Laboratorians also play an important role in helping clinicians 
interpret the results of these tests. “Clinicians use concentrations to monitor 
compliance,” Foley explained. “A quantitative result can give useful insights 
into questions such as ‘Is it likely the morphine detected is from poppy seeds?’ 
Or ‘Does it appear that this patient stopped using drugs since we last tested 
him two weeks ago, or is he continuing to use’?”
LABS SUPPORT 
INTEGRATED CARE
The growing number of patients with DUA IE is just 
one highly visible manifestation of the much larger problem of DUA infections. 

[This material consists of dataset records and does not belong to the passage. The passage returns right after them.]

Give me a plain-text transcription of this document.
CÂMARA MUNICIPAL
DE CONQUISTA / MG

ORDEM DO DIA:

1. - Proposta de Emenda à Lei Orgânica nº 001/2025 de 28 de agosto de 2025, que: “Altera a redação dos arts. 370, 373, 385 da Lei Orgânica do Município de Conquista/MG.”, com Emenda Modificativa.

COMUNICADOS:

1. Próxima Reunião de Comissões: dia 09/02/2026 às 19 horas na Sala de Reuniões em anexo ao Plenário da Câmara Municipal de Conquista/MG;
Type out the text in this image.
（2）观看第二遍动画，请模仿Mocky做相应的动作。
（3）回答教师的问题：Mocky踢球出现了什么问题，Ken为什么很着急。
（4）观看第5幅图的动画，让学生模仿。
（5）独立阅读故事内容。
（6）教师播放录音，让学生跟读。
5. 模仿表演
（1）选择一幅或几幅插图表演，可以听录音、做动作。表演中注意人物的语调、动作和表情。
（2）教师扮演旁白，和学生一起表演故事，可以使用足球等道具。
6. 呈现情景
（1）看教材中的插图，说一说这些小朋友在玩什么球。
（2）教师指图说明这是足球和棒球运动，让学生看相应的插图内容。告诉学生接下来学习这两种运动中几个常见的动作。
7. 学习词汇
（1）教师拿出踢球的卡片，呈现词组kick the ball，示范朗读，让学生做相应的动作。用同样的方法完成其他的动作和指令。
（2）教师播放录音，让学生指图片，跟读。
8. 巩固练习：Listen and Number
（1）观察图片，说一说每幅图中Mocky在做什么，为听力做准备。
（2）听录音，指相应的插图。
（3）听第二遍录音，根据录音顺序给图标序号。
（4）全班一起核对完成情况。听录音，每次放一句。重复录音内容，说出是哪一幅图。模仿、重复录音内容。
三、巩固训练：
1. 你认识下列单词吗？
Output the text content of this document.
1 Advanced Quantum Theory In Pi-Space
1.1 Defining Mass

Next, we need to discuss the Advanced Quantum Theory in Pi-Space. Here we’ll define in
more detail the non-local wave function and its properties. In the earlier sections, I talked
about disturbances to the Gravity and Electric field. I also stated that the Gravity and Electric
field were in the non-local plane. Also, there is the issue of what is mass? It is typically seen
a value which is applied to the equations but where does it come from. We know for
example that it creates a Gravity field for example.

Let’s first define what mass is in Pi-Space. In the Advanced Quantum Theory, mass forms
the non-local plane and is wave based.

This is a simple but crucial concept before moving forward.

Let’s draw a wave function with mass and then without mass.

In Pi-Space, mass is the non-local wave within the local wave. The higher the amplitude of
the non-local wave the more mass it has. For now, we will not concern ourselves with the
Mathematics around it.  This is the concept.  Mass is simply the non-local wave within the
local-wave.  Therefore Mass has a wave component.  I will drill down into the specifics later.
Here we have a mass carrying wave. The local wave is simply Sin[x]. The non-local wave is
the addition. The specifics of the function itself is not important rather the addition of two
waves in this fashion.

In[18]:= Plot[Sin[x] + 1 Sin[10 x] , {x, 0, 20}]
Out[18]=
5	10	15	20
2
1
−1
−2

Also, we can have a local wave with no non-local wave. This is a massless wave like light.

“Infections associated with opioid use are one of the most serious infectious 
disease problems in the United States since AIDS,” said Gilligan. “Since the 
people who are infected are [intravenous] drug users, often on the fringes of 
society, this problem has not gotten the attention it deserves.” 
Because the 
opioid epidemic shows no sign of abating soon, clinical labs will continue to 
play a key role in addressing IE and other DUA infections, said experts. By 
supplying healthcare teams with essential information for diagnosing and 
managing DUA, labs help ensure that patients are offered prompt and effective 
treatment for their current health problems and also given the support they need 
to avoid future problems. To improve the ability of labs to play this role, lab 
directors and other researchers have been discussing DUA IE data at infectious 
disease conferences, said Schranz.
“Integrating treatment for opioid use 
disorder and infectious diseases is critical to ending these coalescing 
epidemics,” said Springer, and clinical labs can provide the testing to help 
make this type of integration a reality.